Women with MS often report fewer symptoms during pregnancy. But studies exploring whether becoming pregnant or having children affects whether or when someone develops MS have so far been inconclusive. Now, the biggest study yet suggests pregnancy may be linked to a delay in experiencing one of the early signs of MS.
MS and clinically-isolated syndrome (CIS)
The new study, from Australia and the Czech Republic, suggests pregnancy is associated with a 3 year delay to the onset of clinically-isolated syndrome (CIS).
CIS is a first episode of neurological conditions that lasts at least 24 hours. It’s caused by the loss of the myelin coat that surround nerves. It is often the first stage in a diagnosis of MS, but some people never go on to experience further symptoms or develop MS.
What happened in the study?
The researchers analysed data from 2557 women who were all signed up to MS Base – a large database with information from people with MS and MS clinics. All the women in this study had MS and had previously been diagnosed with CIS. The researchers then looked back at when they developed CIS and whether they had ever been pregnant.
They found women who had been pregnant were diagnosed with CIS, on average, just over three years later than women who had never been pregnant. The researchers didn’t find a link between the number of times women had been pregnant and the time of CIS onset.
What does this mean for people with MS who are thinking about having children?
MS affects over 130,000 of us in the UK, with women ‘of reproductive age’ almost three times more likely to be diagnosed. So there are often lots of questions around family planning.
The authors are clear they aren’t claiming that being pregnant actually causes a delay in the onset of CIS. The study shows only an association between the two.

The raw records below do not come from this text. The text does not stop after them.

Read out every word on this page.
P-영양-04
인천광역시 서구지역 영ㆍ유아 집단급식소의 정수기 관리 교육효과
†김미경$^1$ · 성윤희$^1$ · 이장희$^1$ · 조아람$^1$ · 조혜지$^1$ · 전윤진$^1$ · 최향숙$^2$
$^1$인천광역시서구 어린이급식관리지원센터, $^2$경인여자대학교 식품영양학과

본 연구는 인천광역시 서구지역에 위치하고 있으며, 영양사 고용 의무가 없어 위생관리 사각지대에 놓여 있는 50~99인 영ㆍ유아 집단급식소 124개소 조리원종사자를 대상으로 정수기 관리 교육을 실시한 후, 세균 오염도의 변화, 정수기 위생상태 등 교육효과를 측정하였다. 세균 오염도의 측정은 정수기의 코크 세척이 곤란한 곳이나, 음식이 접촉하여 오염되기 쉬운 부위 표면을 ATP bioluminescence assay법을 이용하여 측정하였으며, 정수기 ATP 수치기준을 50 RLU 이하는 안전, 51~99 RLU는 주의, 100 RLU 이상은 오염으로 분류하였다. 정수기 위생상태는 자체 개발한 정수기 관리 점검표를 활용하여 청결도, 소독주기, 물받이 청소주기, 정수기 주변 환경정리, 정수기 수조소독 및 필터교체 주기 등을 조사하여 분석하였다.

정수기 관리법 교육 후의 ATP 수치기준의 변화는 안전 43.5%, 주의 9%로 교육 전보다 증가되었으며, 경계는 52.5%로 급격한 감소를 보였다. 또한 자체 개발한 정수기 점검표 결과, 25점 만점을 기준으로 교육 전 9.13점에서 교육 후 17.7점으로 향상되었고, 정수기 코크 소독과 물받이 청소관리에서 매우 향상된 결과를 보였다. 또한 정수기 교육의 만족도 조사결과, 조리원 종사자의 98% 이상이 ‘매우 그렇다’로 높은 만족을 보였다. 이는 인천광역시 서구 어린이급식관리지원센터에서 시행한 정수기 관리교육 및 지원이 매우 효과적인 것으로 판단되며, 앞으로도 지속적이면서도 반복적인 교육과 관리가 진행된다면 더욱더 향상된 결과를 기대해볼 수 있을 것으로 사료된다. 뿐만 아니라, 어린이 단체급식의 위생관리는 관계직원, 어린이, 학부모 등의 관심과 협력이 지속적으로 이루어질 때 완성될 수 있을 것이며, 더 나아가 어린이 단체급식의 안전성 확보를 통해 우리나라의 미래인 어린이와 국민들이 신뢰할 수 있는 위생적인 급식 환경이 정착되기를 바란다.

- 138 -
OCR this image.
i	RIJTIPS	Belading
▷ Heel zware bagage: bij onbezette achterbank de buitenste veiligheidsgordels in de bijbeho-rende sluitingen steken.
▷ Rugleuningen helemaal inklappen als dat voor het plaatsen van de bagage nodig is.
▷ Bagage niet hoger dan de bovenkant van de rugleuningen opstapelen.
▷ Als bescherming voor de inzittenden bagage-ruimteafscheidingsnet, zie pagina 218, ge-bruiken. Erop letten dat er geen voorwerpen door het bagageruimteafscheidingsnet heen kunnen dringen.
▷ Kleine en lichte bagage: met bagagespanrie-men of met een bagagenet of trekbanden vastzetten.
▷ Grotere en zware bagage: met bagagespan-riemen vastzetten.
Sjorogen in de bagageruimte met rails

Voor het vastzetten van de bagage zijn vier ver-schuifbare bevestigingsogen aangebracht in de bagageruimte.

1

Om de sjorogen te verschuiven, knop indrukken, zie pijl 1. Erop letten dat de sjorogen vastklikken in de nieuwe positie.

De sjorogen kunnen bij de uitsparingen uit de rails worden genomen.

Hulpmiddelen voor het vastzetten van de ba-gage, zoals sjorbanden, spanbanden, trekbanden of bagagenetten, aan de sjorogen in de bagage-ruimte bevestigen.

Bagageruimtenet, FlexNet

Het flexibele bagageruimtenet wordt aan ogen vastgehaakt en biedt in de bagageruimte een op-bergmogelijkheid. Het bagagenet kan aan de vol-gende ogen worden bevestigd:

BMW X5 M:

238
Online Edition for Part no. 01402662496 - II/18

What’s more, the study looked at the link between pregnancy and onset of CIS, not MS itself. The researchers specifically chose to look at CIS so they could be more confident that the onset of symptoms was linked to pregnancy and not to other factors. For example we know that some people may change their behaviour after being diagnosed with CIS, for example by starting to take a DMT.
MS is different for everyone. And women with and without MS choose not to become pregnant for many reasons.
New avenues for MS treatments
Dr Emma Gray, our Assistant Director of Research, says: “The reasons for pregnancy’s positive effect are not fully understood, but it’s thought the answer lies in our immune system – which misbehaves in MS, but is dampened during pregnancy.
“We want to slow, stop and eventually prevent MS, and these findings could help us with that goal. If we can figure out the mechanisms underlying this apparent protective effect of pregnancy, it could lead to new avenues for treatment.”
More research is needed
We don’t fully understand why pregnancy seems to play a protective role in MS but researchers think it could be to do with the hormones oestrogen and progesterone. During pregnancy, the levels of these hormones change dramatically, which may impact the immune system.
We now need further research to understand the link between MS, pregnancy and hormone levels. Large registry studies involving data from thousands of people with MS – like MS Base and the UK’s MS Register – are one way to help us build this picture.